Exactly a year ago London and the UK were graced with the presence of the greatest athletes in the world competing at the highest level for the most prestigious prizes.
The extent of the planning and preparation all became worth it as Sebastian Coe and his team successfully staged one of the country’s greatest ever spectacles, unifying the nation for one month of the best sporting culture and tradition. Now, one year on, some of our sporting heroes have gone from strength to strength in their professions and adapted to the increased media attention, whilst in other cases controversy exists amid the debate over cheating and drug scandals.
In terms of our favourite medal winners, Andy Murray has probably achieved the most since claiming gold in the tennis at Wimbledon. His emphatic win over Roger Federer in last summer’s final was used as a springboard to immediate success in the US Open, defeating Novak Djokovic to claim his first ever Grand Slam title and the first by a British male in 76 years. His success did not finish there though as the Scot went onto reach the final at the Australian Open before recently capturing the holy grail of British tennis; a first Wimbledon title just 3 weeks ago. Murray’s on court success has also helped to create a rather different off court persona to what British fans had previously defined him by. His teary reaction to last year’s defeat at SW19 and emotions after winning the gold medal increased his popularity immensely, highlighted by the nation’s overwhelming support during this year’s Wimbledon championships.
Double Olympic Champion and hero of last year’s unforgettable Super Saturday in the Olympic Arena, Mo Farah, has been propelled into the country’s limelight as an icon and idol to all up and coming competitors. His success in the 5,000 and 10,000 metres and infamous ‘Mobot’ celebration has helped him become one of the country’s favourite faces and placed him up there with some of the best athletes Great Britain has ever produced. Farah has now set himself a goal of competing in next year’s London Marathon, running half of this year’s event in preparation as he makes the transition from different forms of long distance running. In this weekend’s London Anniversary Games, moved from the usual Crystal Palace venue to the Olympic stadium to mark the event, Farah comfortably won the 3000m to highlight he is still committed to the shorter distances too.

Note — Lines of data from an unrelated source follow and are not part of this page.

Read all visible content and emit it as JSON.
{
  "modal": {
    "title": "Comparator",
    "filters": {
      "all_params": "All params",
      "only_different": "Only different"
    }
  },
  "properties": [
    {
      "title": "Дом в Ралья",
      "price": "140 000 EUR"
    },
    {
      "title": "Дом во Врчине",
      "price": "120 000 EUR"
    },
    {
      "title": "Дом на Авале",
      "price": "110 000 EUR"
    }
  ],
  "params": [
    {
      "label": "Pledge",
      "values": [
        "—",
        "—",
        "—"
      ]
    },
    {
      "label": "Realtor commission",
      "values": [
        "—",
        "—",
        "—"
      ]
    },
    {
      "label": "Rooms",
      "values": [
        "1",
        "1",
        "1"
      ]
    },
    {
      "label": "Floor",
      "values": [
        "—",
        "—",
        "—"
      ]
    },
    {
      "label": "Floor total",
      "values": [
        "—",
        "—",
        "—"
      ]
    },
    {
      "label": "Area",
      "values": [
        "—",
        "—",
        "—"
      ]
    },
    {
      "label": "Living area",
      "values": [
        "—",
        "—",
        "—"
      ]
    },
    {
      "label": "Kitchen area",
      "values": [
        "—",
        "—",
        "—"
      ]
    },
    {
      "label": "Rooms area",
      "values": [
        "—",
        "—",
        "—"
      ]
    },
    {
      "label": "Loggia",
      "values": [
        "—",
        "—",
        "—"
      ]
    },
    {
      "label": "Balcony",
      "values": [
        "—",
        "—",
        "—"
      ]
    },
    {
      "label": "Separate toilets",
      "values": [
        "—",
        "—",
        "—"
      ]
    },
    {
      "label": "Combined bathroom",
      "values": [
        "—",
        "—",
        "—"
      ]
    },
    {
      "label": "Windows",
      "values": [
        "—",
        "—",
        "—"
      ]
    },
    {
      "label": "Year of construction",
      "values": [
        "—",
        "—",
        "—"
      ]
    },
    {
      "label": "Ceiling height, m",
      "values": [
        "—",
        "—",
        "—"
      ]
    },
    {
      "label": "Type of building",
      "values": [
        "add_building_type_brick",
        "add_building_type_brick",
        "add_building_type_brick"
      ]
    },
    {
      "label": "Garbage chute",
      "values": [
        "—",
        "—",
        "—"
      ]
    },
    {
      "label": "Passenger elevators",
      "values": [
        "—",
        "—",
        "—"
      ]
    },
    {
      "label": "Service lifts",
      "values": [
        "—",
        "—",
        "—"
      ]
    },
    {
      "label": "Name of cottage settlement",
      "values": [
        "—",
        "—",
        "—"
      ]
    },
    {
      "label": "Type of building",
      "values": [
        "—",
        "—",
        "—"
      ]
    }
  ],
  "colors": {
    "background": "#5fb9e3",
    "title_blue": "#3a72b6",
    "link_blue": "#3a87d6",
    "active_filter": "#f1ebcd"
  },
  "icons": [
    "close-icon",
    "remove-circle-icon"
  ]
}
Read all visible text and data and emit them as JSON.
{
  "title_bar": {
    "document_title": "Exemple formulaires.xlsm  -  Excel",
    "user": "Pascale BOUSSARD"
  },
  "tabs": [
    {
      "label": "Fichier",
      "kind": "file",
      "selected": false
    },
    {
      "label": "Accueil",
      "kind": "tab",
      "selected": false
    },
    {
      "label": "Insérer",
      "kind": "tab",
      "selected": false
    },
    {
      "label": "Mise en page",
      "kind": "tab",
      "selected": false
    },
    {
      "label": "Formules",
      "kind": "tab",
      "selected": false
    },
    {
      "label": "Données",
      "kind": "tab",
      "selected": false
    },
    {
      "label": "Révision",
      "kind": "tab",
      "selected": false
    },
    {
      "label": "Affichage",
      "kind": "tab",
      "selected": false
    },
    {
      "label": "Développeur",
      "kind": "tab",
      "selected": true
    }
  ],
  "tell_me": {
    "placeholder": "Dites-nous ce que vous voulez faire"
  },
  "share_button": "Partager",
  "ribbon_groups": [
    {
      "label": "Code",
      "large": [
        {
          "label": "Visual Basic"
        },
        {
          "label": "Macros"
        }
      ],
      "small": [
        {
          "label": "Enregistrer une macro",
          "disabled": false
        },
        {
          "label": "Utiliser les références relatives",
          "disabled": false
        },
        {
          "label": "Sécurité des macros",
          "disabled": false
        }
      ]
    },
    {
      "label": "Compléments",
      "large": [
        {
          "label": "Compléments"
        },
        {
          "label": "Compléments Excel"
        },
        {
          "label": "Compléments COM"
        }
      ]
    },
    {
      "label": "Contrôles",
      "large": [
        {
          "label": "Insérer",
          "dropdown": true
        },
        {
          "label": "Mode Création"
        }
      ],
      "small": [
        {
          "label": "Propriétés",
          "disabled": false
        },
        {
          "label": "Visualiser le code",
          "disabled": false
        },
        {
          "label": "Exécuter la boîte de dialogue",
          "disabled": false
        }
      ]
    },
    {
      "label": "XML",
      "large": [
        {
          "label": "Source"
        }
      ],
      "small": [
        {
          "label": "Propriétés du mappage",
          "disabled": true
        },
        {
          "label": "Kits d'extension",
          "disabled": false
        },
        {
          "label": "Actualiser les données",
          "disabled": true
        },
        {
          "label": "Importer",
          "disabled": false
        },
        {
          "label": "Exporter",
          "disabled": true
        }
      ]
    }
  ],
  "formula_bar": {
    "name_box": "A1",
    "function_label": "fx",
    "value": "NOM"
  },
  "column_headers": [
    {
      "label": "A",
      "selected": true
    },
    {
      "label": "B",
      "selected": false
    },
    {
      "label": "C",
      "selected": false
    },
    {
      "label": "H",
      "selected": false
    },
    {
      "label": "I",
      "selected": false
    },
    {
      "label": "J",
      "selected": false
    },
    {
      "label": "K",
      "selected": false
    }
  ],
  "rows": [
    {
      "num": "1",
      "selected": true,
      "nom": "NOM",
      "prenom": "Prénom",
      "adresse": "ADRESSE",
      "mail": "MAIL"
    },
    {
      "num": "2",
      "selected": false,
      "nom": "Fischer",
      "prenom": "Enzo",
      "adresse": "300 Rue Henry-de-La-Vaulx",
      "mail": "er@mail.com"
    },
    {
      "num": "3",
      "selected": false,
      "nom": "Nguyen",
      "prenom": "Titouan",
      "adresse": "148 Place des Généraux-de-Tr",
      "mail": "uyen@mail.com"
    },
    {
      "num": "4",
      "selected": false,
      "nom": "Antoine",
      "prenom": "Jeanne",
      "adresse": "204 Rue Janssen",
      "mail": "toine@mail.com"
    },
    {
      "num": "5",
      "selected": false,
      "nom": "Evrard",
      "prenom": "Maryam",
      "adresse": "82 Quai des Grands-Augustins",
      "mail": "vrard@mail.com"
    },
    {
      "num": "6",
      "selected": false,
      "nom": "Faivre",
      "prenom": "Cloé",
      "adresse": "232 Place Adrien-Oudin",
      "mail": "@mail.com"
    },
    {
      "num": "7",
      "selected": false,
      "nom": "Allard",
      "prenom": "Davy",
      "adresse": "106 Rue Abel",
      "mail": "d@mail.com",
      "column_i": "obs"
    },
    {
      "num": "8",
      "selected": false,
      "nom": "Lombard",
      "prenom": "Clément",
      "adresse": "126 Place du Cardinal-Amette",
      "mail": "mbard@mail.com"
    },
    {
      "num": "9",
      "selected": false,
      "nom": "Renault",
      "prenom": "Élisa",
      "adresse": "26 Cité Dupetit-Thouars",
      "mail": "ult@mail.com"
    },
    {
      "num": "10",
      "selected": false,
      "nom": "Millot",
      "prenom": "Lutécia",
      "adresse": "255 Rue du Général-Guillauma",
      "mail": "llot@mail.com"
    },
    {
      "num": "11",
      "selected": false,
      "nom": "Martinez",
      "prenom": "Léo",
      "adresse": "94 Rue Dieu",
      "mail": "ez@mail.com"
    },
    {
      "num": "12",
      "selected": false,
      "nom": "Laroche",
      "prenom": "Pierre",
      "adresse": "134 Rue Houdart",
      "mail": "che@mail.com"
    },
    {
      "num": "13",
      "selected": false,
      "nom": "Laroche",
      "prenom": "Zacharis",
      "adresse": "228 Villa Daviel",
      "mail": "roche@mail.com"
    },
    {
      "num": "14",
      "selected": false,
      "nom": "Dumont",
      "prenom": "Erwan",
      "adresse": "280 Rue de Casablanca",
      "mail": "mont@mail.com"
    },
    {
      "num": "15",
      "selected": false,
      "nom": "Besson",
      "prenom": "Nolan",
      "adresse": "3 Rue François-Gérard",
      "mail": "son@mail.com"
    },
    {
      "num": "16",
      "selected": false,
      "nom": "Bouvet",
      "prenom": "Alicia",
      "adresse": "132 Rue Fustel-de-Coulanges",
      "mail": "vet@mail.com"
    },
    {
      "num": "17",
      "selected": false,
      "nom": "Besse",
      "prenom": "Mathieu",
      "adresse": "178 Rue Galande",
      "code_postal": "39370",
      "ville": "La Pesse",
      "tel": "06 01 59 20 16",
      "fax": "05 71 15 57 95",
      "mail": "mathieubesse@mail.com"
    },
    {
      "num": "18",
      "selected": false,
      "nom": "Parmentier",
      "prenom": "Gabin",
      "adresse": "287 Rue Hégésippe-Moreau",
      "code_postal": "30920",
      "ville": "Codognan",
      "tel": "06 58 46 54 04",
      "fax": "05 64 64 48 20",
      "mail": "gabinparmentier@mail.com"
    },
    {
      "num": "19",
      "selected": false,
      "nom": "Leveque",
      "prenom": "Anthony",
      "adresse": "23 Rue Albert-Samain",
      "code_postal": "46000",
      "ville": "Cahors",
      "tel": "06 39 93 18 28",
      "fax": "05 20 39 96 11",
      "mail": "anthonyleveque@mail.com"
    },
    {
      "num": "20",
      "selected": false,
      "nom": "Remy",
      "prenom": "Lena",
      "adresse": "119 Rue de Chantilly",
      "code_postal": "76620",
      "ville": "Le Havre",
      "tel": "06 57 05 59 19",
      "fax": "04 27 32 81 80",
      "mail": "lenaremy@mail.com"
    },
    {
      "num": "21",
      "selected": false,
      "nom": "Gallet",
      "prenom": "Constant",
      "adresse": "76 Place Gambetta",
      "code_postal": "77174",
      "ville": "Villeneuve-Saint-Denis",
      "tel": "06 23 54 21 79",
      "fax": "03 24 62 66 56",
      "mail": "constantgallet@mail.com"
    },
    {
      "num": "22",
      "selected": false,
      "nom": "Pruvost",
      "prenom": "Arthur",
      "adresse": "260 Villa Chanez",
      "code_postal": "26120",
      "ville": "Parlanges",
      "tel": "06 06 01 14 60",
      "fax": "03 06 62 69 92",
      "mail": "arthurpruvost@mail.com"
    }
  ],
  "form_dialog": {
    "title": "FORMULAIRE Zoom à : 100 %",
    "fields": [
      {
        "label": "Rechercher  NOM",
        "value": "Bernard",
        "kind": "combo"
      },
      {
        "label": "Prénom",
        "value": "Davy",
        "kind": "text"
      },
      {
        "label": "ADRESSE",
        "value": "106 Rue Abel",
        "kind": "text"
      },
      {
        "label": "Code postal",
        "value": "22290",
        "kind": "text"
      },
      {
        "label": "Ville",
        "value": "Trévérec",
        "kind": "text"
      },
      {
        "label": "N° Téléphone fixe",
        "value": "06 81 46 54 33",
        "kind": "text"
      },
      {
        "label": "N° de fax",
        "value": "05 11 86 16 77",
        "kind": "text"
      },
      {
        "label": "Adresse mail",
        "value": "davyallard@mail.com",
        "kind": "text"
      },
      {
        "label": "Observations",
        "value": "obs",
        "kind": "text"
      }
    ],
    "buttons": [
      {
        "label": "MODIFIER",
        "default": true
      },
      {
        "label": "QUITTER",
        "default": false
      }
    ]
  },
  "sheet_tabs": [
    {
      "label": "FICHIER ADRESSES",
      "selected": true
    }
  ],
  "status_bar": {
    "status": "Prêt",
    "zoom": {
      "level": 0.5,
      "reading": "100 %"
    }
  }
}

Last year’s pin up girl Jessica Ennis has had similar fame and fortune to Farah. She became Jessica Ennis-Hill in May as she got married to her long term boyfriend, whilst also becoming the face of huge advertising campaigns with Sky TV and Lucozade. The Sheffield girl even had a stand named after her at the home of local football team Sheffield United. Unfortunately, her track performance has been hampered by a recurring achilles tendon injury which has raised concerns about her ability to compete in the upcoming World Championships in Moscow. She, like Farah, competed in the Anniversary Games but used it more as a test for her injury than the opportunity to win the heptathlon.
Britain has always had a reputation for producing competitive boxers and Anthony Joshua continued that trend by winning gold in the Superheavyweight event last summer. His career recently took a huge step forward as he announced he was to leave the amateur circuit and turn professional. The 23 year old has signed a deal with Eddie Hearn’s Matchroom Organisation and his debut fight will be at London’s O2 Arena in October. He will hope to emulate the success of previous Olympic champions Amir Khan and James DeGale.
In terms of the impact the Olympics had a on a single sport then Women’s football has to be regarded as benefiting the upmost from the Games. The success of Team GB and the attraction the sport gained during the competition has set the foundations for women’s football to really establish itself in the nation’s eye. A new Women’s Super League has been created with the sport getting far greater exposure by the BBC both online and via television. There was also huge television coverage for the recent European Championships which Germany won for the 6th time in a row.
Nevertheless, the problems surrounding performance enhancing drugs has not gone away and in the last month athletics has had a dark cloud cast over it. Usain Bolt, the sport’s greatest athlete, has come out as saying he will always remain clean in response to two of his main rivals and previous Olympic medallists, Tyson Gay and Asafa Powell, being found guilty of cheating the law. The Olympics itself had very few issues with drug cheats but athletics now has a growing reputation for problems after previous controversies surrounding Marion Jones, Justin Gatlin and Dwain Chambers to name but a few.
Despite these lingering issues one bonus that can be taken out of the scandal is that very few British athletes seem to have been caught up in the issue. Our heroes from last year’s event are setting the greatest precedent by achieving at the highest levels yet simultaneously having exemplary medical records. Whether its Murray, Wiggins, Farah, Ennis or Weir, the Olympics has provided the nation with the greatest icons to be proud of whilst creating a legacy of further British sporting success. One year on their achievements still live fresh in the memory and more importantly provide the springboard for the next generation to follow in their footsteps.